Dans un style véritablement orwellien, le régime a envahi les rues du Caire d'affiches de propagande et accroché des banderoles géantes appelant tous les Egyptiens à «faire ce qui est juste» en votant «oui» dans un référendum dont le contenu n'avait même pas été rendu public, sur la place Tahrir, lieu emblématique des manifestations de masse de 2011 qui ont conduit à la chute de la dictature de Hosni Moubarak qui était soutenu par les États-Unis depuis 30 ans.

Amnesty International a publié une déclaration dénonçant les amendements constitutionnels visant à «renforcer l'impunité pour les violations des droits humains commises par des membres des forces de sécurité», tandis que Human Rights Watch a déclaré qu'ils avaient été rédigés pour «institutionnaliser l'autoritarisme».

S'exprimant lors d'une conférence de presse convoquée par des groupes de défense des droits de l'homme à Paris, Amr Waked, parmi les acteurs les plus connus d’Égypte, qui est interdit dans son propre pays, a déclaré: «Ces amendements nous ramèneraient à une dictature adaptée au Moyen Age».

L'acteur dénonce les grandes puissances occidentales qui soutiennent le gouvernement Sissi, notamment par des ventes d'armes massives.

«Pourquoi donnez-vous une légitimité à la dictature? Pourquoi lui vendez-vous des armes?» demanda-t-il. «Vous êtes devenus trafiquants d'armes?» Il a averti que ceux qui soutiennent Sissi aujourd'hui paieront un jour un prix «plus élevé que leurs investissements pour le maintenir au pouvoir».

Washington est au premier rang de ceux qui soutiennent cette dictature tachée de sang, le Congrès américain ayant approuvé la demande de l'administration Trump pour une aide au régime Sissi de 3 milliards de dollars, et 1,4 milliard de dollars supplémentaires sont en préparation pour 2020.

Trump a accueilli Sissi à la Maison-Blanche la semaine dernière, le félicitant d'avoir fait «un travail fantastique dans une situation très difficile» et déclarant «Nous sommes d'accord sur tant de choses», dont sans doute le soutien à des méthodes draconiennes de répression contre l'opposition intérieure, le président américain souhaitant clairement pouvoir utiliser les mêmes mesures aux États-Unis que celles de Sissi en Égypte.

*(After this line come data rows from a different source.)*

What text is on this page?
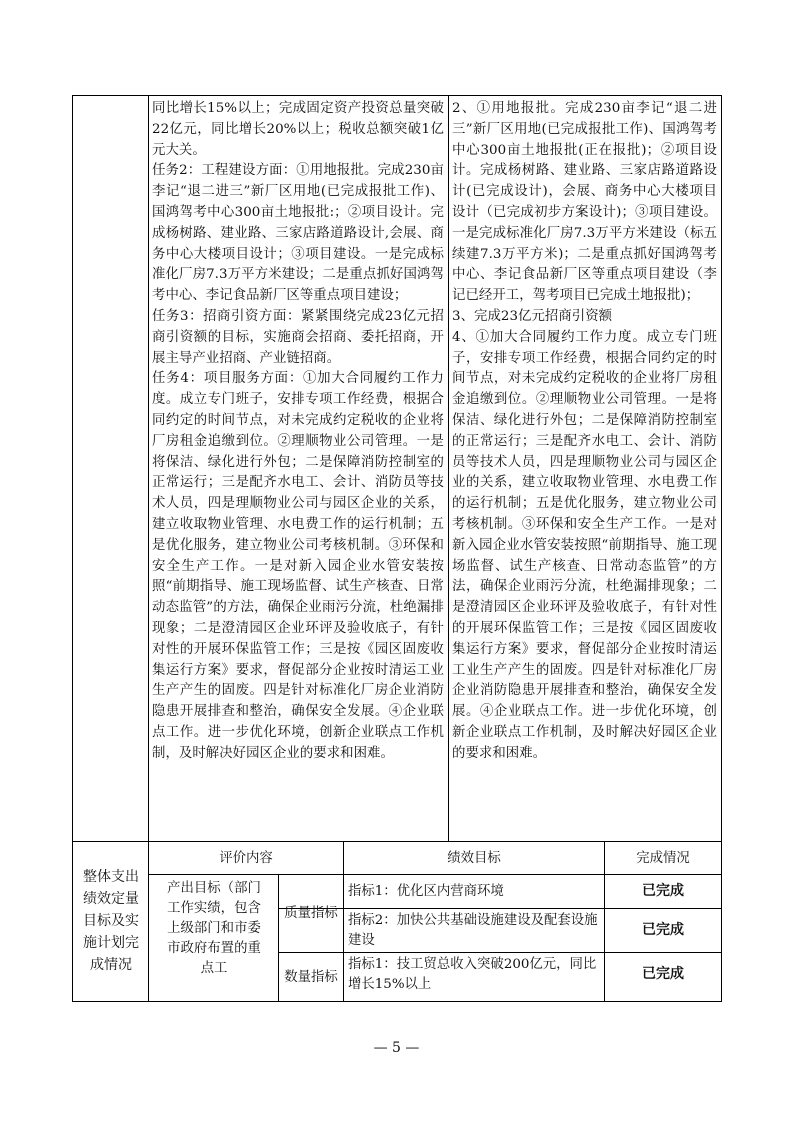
同比增长15%以上；完成固定资产投资总量突破22亿元，同比增长20%以上；税收总额突破1亿元大关。

任务2：工程建设方面：①用地报批。完成230亩李记“退二进三”新厂区用地(已完成报批工作)、国鸿驾考中心300亩土地报批:；②项目设计。完成杨树路、建业路、三家店路道路设计,会展、商务中心大楼项目设计；③项目建设。一是完成标准化厂房7.3万平方米建设；二是重点抓好国鸿驾考中心、李记食品新厂区等重点项目建设；

任务3：招商引资方面：紧紧围绕完成23亿元招商引资额的目标，实施商会招商、委托招商，开展主导产业招商、产业链招商。

任务4：项目服务方面：①加大合同履约工作力度。成立专门班子，安排专项工作经费，根据合同约定的时间节点，对未完成约定税收的企业将厂房租金追缴到位。②理顺物业公司管理。一是将保洁、绿化进行外包；二是保障消防控制室的正常运行；三是配齐水电工、会计、消防员等技术人员，四是理顺物业公司与园区企业的关系，建立收取物业管理、水电费工作的运行机制；五是优化服务，建立物业公司考核机制。③环保和安全生产工作。一是对新入园企业水管安装按照“前期指导、施工现场监督、试生产核查、日常动态监管”的方法，确保企业雨污分流，杜绝漏排现象；二是澄清园区企业环评及验收底子，有针对性的开展环保监管工作；三是按《园区固废收集运行方案》要求，督促部分企业按时清运工业生产产生的固废。四是针对标准化厂房企业消防隐患开展排查和整治，确保安全发展。④企业联点工作。进一步优化环境，创新企业联点工作机制，及时解决好园区企业的要求和困难。

2、①用地报批。完成230亩李记“退二进三”新厂区用地(已完成报批工作)、国鸿驾考中心300亩土地报批(正在报批)；②项目设计。完成杨树路、建业路、三家店路道路设计(已完成设计)，会展、商务中心大楼项目设计（已完成初步方案设计)；③项目建设。一是完成标准化厂房7.3万平方米建设（标五续建7.3万平方米)；二是重点抓好国鸿驾考中心、李记食品新厂区等重点项目建设（李记已经开工，驾考项目已完成土地报批)；

3、完成23亿元招商引资额

4、①加大合同履约工作力度。成立专门班子，安排专项工作经费，根据合同约定的时间节点，对未完成约定税收的企业将厂房租金追缴到位。②理顺物业公司管理。一是将保洁、绿化进行外包；二是保障消防控制室的正常运行；三是配齐水电工、会计、消防员等技术人员，四是理顺物业公司与园区企业的关系，建立收取物业管理、水电费工作的运行机制；五是优化服务，建立物业公司考核机制。③环保和安全生产工作。一是对新入园企业水管安装按照“前期指导、施工现场监督、试生产核查、日常动态监管”的方法，确保企业雨污分流，杜绝漏排现象；二是澄清园区企业环评及验收底子，有针对性的开展环保监管工作；三是按《园区固废收集运行方案》要求，督促部分企业按时清运工业生产产生的固废。四是针对标准化厂房企业消防隐患开展排查和整治，确保安全发展。④企业联点工作。进一步优化环境，创新企业联点工作机制，及时解决好园区企业的要求和困难。

整体支出绩效定量目标及实施计划完成情况
评价内容	绩效目标	完成情况
产出目标（部门工作实绩，包含上级部门和市委市政府布置的重点工
质量指标
数量指标
指标1：优化区内营商环境
指标2：加快公共基础设施建设及配套设施建设
指标1：技工贸总收入突破200亿元，同比增长15%以上
已完成
已完成
已完成
— 5 —
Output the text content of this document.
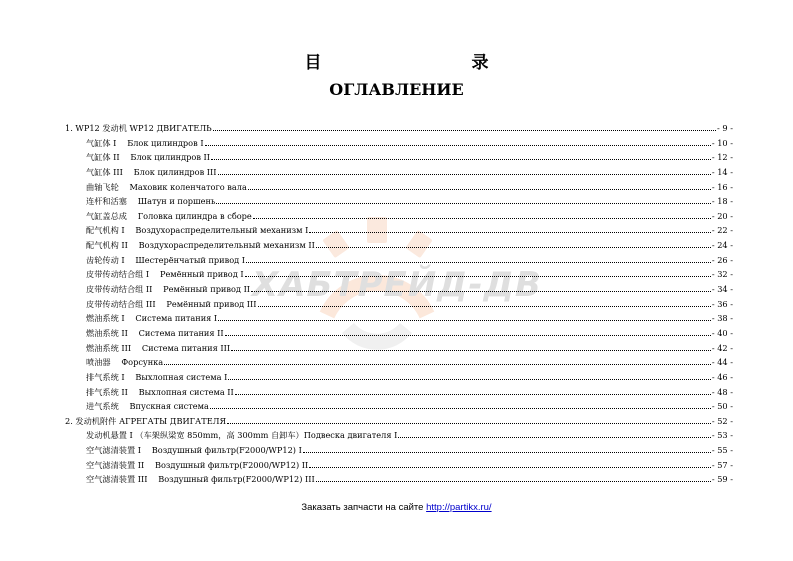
ХАБТРЕЙД-ДВ
目 录
ОГЛАВЛЕНИЕ
1. WP12 发动机 WP12 ДВИГАТЕЛЬ	- 9 -
气缸体 I 　Блок цилиндров I	- 10 -
气缸体 II 　Блок цилиндров II	- 12 -
气缸体 III 　Блок цилиндров III	- 14 -
曲轴飞轮 　Маховик коленчатого вала	- 16 -
连杆和活塞 　Шатун и поршень	- 18 -
气缸盖总成 　Головка цилиндра в сборе	- 20 -
配气机构 I 　Воздухораспределительный механизм I	- 22 -
配气机构 II 　Воздухораспределительный механизм II	- 24 -
齿轮传动 I 　Шестерёнчатый привод I	- 26 -
皮带传动结合组 I 　Ремённый привод I	- 32 -
皮带传动结合组 II 　Ремённый привод II	- 34 -
皮带传动结合组 III 　Ремённый привод III	- 36 -
燃油系统 I 　Система питания I	- 38 -
燃油系统 II 　Система питания II	- 40 -
燃油系统 III 　Система питания III	- 42 -
喷油器 　Форсунка	- 44 -
排气系统 I 　Выхлопная система I	- 46 -
排气系统 II 　Выхлопная система II	- 48 -
进气系统 　Впускная система	- 50 -
2. 发动机附件 АГРЕГАТЫ ДВИГАТЕЛЯ	- 52 -
发动机悬置 I （车架纵梁宽 850mm，高 300mm 自卸车）Подвеска двигателя I	- 53 -
空气滤清装置 I 　Воздушный фильтр(F2000/WP12) I	- 55 -
空气滤清装置 II 　Воздушный фильтр(F2000/WP12) II	- 57 -
空气滤清装置 III 　Воздушный фильтр(F2000/WP12) III	- 59 -
Заказать запчасти на сайте http://partikx.ru/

Au début de cette année, le président français Emmanuel Macron, face à une protestation sociale croissante dans son pays, s'est rendu au Caire pour signer une trentaine d'accords avec le régime Sissi, avec lequel Paris a déclaré un «partenariat stratégique».

L'Allemagne a également établi des liens étroits avec le régime Sissi, tandis que Sissi a accueilli des chefs d'État venus de toute l'Europe pour faire des accolades au tyran égyptien lors du tout premier sommet de l'Union européenne (UE) et de la Ligue des États arabes (LEA) tenu à Charm el Cheikh en février.

Le soutien des puissances américaines et européennes à Sissi n'est pas seulement une question de considérations mercenaires de la part des grandes entreprises d'armement. Elles l'ont adopté précisément parce qu'il a joué un rôle de premier plan dans la répression du mouvement révolutionnaire des travailleurs et des jeunes qui a renversé Moubarak en 2011, mouvement qui a menacé de se répandre dans toute la région et a inspiré des millions de personnes dans le monde entier.

Le régime égyptien a bloqué plus de 34.000 sites web dans une tentative de mettre fin à une campagne d'opposition sur Internet menée sous le nom de Batel, ou «Vide», visant à exprimer son rejet des amendements et du référendum truqué du gouvernement. Près de 300.000 personnes ont manifesté leur soutien à la campagne, malgré la répression du gouvernement, qui a perturbé un grand nombre de sites Web appartenant à des entreprises, des organisations religieuses et d'autres qui n'étaient pas liés à l'opposition.

Le référendum n'aura pas plus de légitimité que les deux élections que Sissi a organisées pour la présidence. Il a remporté le dernier par 97 pour cent après avoir disqualifié et enfermé tous ses adversaires crédibles.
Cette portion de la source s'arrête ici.